Mask_{j_i_gt}＝(Mask_{i_gt}＝＝f_j) (13)

M_ij＝{(u,v)|Mask_{j_i_gt}(u,v)＝＝1,Mask_{i_lidar}(u,v)＝＝1} (14)

P_ij＝{(X_lidar,Y_lidar,Z_lidar)|(X_lidar,Y_lidar,Z_lidar) Projection point E of ith camera is (15)

Given point set P_ijLabel category j, i.e. stain point cloud.

7. The bird view semantic segmentation label generation method based on multi-frame semantic point cloud stitching according to claim 6, characterized in that: for each camera, P can be found_ijThe final point cloud with category j is:

8. The bird's-eye view semantic segmentation label generation method based on multi-frame semantic point cloud splicing according to any one of claims 1 to 3, characterized in that: the step 6 is to obtain a compact BEV label, which specifically comprises the following steps:

wherein R is_wAnd T_wStill defined according to the above equations (4) and (5), and the yaw angle yaw, pitch, roll, X-direction translation distance tx, Y-direction translation distance ty, and Z-direction translation distance tz is pose information of the vehicle body; for the mth frame (m belongs to { -N, - (N-1),. and-1, 0, 1.. and N-1, N }), a semantic point cloud set P of the category j is first obtained in step 5_mjThen, the point clouds are converted to a world coordinate system, and the conversion formula is as follows:

wherein

9. The bird view semantic segmentation label generation method based on multi-frame semantic point cloud stitching according to claim 2, characterized in that: the BEV label post-processing is to repair some hollow areas of the point cloud projection and perform refine on the label again manually; for the moving target, four grounding points of the 3d bounding box are directly projected onto a BEV canvas of a reference coordinate system, and finally the BEV pavement area label and the BEV moving target are fused to obtain an accurate BEV pavement area label.

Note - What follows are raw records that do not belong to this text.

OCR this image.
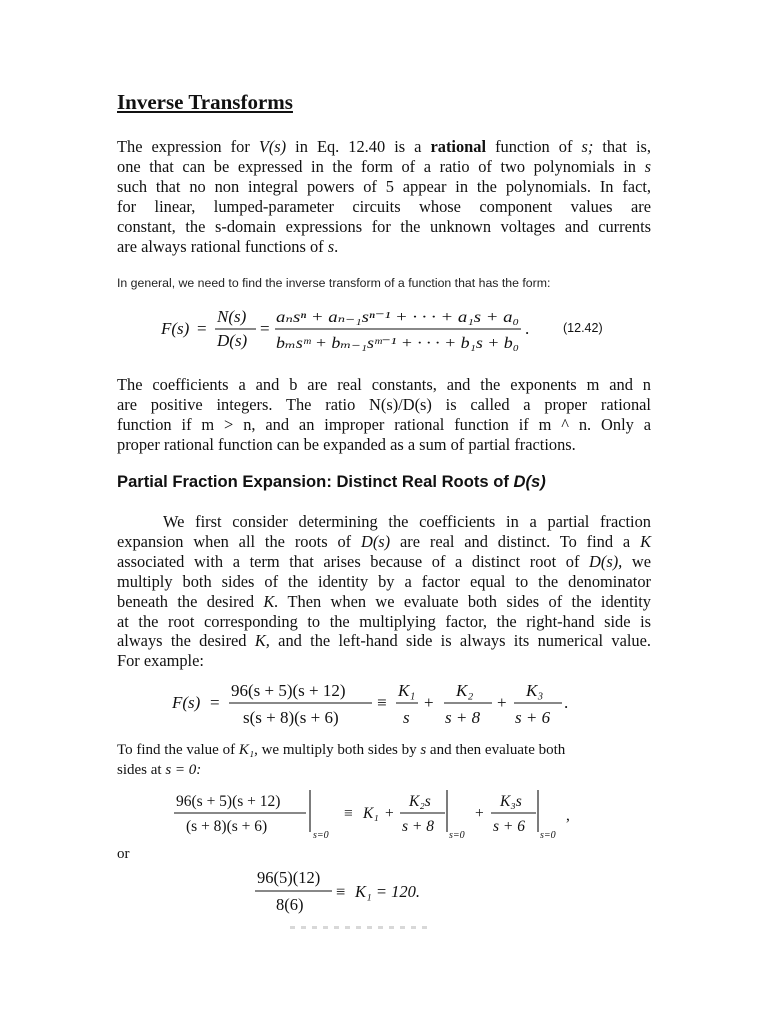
Inverse Transforms
The expression for V(s) in Eq. 12.40 is a rational function of s; that is,
one that can be expressed in the form of a ratio of two polynomials in s
such that no non integral powers of 5 appear in the polynomials. In fact,
for linear, lumped-parameter circuits whose component values are
constant, the s-domain expressions for the unknown voltages and currents
are always rational functions of s.
In general, we need to find the inverse transform of a function that has the form:
F(s) =
N(s)
D(s)
=
aₙsⁿ + aₙ₋₁sⁿ⁻¹ + · · · + a₁s + a₀
bₘsᵐ + bₘ₋₁sᵐ⁻¹ + · · · + b₁s + b₀
.	(12.42)
The coefficients a and b are real constants, and the exponents m and n
are positive integers. The ratio N(s)/D(s) is called a proper rational
function if m > n, and an improper rational function if m ^ n. Only a
proper rational function can be expanded as a sum of partial fractions.
Partial Fraction Expansion: Distinct Real Roots of D(s)
We first consider determining the coefficients in a partial fraction
expansion when all the roots of D(s) are real and distinct. To find a K
associated with a term that arises because of a distinct root of D(s), we
multiply both sides of the identity by a factor equal to the denominator
beneath the desired K. Then when we evaluate both sides of the identity
at the root corresponding to the multiplying factor, the right-hand side is
always the desired K, and the left-hand side is always its numerical value.
For example:
F(s) =
96(s + 5)(s + 12)
s(s + 8)(s + 6)
≡
K₁
s
+
K₂
s + 8
+
K₃
s + 6
.
To find the value of K₁, we multiply both sides by s and then evaluate both
sides at s = 0:
96(s + 5)(s + 12)
(s + 8)(s + 6)
s=0
≡ K₁ +
K₂s
s + 8
s=0
+
K₃s
s + 6
s=0
,
or
96(5)(12)
8(6)
≡ K₁ = 120.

10. The bird view semantic segmentation label generation method based on multi-frame semantic point cloud stitching according to any one of claims 1 to 3, characterized in that: the front view, the back view, the left front, the left back, the right front and the right back of the vehicle body are respectively provided with one camera, and the total number of the cameras is six, so that the vehicle body can be covered by 360 degrees.